João Batista Araujo e Oliveira*
Quando o MEC apresentava seus parâmetros curriculares para a alfabetização (PCNs), em 1997, a maioria dos países desenvolvidos mudava suas políticas de alfabetização. A diferença: no resto do mundo, as orientações vão numa direção, no Brasil, noutra. O que aqui se considera como a última palavra em alfabetização, lá é tido como equivocado e ultrapassado. Portanto, é claro que o assunto deve ser discutido. Mas não se trata só de discutir o processo de alfabetização. O que deve ser discutido?
Cabe descartar o que não deve ser discutido. Não se deve transformar a alfabetização num problema ideológico ou de fé. Nem se deve reduzir a discussão a um confronto entre métodos ou processos. Nem se deve deixar a discussão de lado porque há outros problemas no país, como a fome, a miséria, o salário dos professores ou a sua formação. Nem argumentar que só isso não resolve. É claro que só isso não resolve, mas, sem isso, pior ainda.
Um relatório apresentado ao país em setembro de 2003 pela Câmara dos Deputados ("Alfabetização Infantil: Novos Caminhos"), assinado por alguns cientistas reconhecidos por suas contribuições ao avanço da ciência cognitiva da leitura, aponta caminhos da discussão.
Primeiro, cabe dispor com clareza o tema: o que é alfabetizar. Alfabetizar é como aprender a usar uma interface, dominar um código. O que o indivíduo fará com isso é outra história. No Brasil, confunde-se alfabetizar com a outra história, que é o letramento. Não há nada de errado com o letramento. O erro é confundi-lo com alfabetização e complicar o que deveria ser descomplicado.
Em outras palavras, confunde-se o processo de alfabetização (dominar o código alfabético) com o objetivo (que é compreender textos, ler o mundo). Essa confusão é um erro lógico. Pode ser entendido na forma de um silogismo: "Ler é compreender. João leu e não compreendeu. Logo, João não leu". A premissa é falsa. O raciocínio confunde o processo e o objetivo da alfabetização.
Ler e compreender envolvem competências cognitivas diferentes, são conceitos logicamente independentes e requerem materiais e métodos de ensino específicos aos seus objetivos.

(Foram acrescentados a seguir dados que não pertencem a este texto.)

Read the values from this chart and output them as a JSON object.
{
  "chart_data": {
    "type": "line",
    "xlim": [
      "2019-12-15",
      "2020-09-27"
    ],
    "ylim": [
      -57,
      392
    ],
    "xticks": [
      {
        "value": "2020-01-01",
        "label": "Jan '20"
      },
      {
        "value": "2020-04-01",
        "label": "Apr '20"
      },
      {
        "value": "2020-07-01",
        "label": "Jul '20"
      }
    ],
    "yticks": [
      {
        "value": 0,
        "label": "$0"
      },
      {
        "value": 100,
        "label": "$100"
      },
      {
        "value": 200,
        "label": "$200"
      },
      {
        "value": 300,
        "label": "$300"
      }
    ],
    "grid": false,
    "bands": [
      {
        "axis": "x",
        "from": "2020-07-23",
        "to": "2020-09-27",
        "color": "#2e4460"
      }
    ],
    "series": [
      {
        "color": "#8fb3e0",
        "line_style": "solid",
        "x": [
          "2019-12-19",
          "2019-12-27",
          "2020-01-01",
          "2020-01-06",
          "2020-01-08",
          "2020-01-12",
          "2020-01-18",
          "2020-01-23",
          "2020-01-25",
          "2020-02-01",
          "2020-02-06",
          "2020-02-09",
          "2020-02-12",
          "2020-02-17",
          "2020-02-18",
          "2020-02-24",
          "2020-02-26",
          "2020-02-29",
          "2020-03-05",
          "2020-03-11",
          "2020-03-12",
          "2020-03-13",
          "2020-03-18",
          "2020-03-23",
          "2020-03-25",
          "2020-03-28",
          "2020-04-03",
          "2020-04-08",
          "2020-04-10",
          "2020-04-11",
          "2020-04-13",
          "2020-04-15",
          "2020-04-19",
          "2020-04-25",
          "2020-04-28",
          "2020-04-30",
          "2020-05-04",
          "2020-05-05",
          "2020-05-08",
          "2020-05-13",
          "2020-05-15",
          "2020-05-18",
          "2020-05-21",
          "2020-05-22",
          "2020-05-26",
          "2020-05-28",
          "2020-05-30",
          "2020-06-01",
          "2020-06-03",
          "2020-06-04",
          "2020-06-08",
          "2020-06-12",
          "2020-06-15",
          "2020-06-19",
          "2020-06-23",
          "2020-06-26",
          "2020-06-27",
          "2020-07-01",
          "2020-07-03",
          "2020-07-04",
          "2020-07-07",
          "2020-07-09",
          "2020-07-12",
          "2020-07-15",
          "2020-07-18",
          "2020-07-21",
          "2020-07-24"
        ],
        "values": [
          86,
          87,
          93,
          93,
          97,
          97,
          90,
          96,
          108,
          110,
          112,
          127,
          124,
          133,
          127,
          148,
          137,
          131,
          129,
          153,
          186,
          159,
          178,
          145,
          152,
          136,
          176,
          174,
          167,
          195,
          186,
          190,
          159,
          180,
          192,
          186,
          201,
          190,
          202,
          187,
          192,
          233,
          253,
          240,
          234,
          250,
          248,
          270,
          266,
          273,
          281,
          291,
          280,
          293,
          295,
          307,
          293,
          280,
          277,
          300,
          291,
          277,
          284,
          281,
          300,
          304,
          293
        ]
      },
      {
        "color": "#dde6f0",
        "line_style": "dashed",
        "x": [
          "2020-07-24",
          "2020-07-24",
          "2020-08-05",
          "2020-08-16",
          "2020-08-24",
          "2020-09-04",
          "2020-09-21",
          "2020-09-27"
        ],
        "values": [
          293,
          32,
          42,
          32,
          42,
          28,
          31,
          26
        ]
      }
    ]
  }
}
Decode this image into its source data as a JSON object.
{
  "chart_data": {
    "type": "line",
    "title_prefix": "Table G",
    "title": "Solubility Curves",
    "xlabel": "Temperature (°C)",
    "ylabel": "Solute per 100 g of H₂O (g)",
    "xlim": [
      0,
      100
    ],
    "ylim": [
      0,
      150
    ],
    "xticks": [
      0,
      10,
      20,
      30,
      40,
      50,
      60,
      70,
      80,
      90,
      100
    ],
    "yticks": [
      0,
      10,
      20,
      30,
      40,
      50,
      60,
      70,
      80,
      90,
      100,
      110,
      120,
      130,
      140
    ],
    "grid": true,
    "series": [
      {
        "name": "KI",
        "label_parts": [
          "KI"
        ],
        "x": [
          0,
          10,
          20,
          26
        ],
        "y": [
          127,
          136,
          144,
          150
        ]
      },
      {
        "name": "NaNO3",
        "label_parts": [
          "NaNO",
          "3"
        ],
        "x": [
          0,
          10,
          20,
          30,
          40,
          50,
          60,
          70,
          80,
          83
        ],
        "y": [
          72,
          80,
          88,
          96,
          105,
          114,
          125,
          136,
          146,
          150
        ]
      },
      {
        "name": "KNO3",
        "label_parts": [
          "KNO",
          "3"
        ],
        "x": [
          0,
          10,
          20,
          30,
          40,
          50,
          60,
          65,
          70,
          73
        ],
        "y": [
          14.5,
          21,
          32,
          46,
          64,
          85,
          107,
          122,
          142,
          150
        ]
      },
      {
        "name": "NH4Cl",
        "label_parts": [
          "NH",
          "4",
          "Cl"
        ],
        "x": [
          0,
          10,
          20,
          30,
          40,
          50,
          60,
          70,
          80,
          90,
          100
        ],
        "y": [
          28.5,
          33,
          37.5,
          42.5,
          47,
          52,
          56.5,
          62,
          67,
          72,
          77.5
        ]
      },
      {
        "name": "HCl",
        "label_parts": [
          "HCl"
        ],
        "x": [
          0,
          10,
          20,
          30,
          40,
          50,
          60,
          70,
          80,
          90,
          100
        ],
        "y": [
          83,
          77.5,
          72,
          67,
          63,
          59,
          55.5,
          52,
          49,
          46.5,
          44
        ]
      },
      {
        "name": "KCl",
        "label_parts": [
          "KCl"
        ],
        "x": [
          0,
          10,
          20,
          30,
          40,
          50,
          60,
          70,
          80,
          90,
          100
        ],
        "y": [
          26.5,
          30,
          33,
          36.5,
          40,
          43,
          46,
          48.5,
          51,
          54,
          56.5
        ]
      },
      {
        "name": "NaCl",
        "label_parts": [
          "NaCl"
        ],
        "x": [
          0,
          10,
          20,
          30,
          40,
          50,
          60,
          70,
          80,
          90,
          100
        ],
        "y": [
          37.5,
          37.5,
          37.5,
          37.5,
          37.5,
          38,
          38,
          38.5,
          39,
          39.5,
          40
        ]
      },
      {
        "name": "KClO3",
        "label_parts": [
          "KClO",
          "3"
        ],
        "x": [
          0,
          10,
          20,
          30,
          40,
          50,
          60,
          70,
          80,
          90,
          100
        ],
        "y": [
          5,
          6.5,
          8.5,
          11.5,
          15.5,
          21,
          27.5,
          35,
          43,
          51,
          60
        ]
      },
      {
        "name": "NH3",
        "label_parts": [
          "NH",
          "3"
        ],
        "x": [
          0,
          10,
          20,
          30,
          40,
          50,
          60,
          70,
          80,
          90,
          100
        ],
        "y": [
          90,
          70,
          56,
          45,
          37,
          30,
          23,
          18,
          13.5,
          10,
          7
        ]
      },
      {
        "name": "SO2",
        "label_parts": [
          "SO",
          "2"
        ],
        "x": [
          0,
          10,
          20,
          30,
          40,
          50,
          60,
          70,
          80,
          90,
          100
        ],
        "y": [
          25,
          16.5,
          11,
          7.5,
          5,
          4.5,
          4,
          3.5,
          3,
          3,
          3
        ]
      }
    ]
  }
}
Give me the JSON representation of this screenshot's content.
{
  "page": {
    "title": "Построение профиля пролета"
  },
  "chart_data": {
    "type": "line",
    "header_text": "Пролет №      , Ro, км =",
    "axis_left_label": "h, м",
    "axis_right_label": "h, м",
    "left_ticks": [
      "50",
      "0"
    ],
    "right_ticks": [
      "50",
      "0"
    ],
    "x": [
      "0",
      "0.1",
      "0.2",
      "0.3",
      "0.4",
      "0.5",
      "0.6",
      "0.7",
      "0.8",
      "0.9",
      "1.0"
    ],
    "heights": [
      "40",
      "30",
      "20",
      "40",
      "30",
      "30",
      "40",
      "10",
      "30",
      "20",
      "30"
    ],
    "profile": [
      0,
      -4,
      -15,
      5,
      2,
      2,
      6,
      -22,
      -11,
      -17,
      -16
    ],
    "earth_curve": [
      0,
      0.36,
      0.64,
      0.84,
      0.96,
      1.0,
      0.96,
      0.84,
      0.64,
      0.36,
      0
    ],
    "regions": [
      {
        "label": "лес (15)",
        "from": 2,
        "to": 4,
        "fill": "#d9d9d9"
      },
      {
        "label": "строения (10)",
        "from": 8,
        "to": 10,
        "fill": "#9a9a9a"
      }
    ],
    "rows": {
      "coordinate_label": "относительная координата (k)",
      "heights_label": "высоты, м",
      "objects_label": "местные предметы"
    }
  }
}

Portanto, o primeiro passo é limpar a clareira e definir o objeto da discussão. Alfabetização e letramento se referem a distintos universos do discurso e não podem nem devem ser confundidos. Não há nenhuma evidência de que saber ler com fluência prejudica a compreensão. Mas há evidência inequívoca do contrário -sem fluência, não há possibilidade de compreensão, de letramento. Ajudaria muito verificar como os demais países do mundo abordam essas questões, de forma simples, objetiva e operacionalmente separada.
Em segundo lugar, vem a questão de métodos. Essa discussão só se torna pertinente a partir da definição correta do objeto: se é letrar, a questão de métodos é irrelevante. Se é alfabetizar, o método se torna uma questão fundamental, e a pergunta, simples: qual método funciona melhor? E a resposta se torna ainda mais simples dado o acúmulo de evidências sobre a questão.
Há métodos que funcionam comprovadamente melhor que outros. Os métodos fônicos, por exemplo, não funcionam melhor apenas em geral. Funcionam muito melhor para crianças com dificuldade de aprender a ler. Hoje, não só sabemos que eles são mais eficazes mas por que o são. O que justificaria não adotar o que é mais eficaz para promover a aprendizagem e a eqüidade?
Em terceiro lugar, vem a questão dos materiais. De novo, ela só se torna relevante se estivermos falando de alfabetização e de métodos adequados. Três décadas de estudo sobre como o cérebro aprende a ler nos dão informações preciosas sobre como devem ser os textos para alfabetizar. As discussões sobre cartilhas e textos para alfabetizar decorrem da definição equivocada de alfabetizar. Ler é confundido com aprender a ler. Aprender a ler é confundido com compreender textos e extrair significados. Não se trata do viúvo que viu a ave, mas do viúvo que vê o óbvio. Há certos tipos de textos que tornam o processo de alfabetização mais eficaz do que outros. Quando voltarmos a entender o que é alfabetizar, será mais fácil acertarmos na escolha de métodos e materiais.
Estamos, pois, diante de uma possibilidade de avanço. O relatório da Câmara dos Deputados, acessível via internet, pode constituir um importante balizamento para fazer a discussão avançar. O objetivo do debate não é o de gerar vencedores e vencidos, mas políticas públicas que promovam a eqüidade. O MEC abriu o debate. Vamos ler, compreender e debater o relatório?
*João Batista Araujo e Oliveira, 59, é psicólogo, Ph.D. em educação. É autor de, entre outros livros, "ABC do Alfabetizador".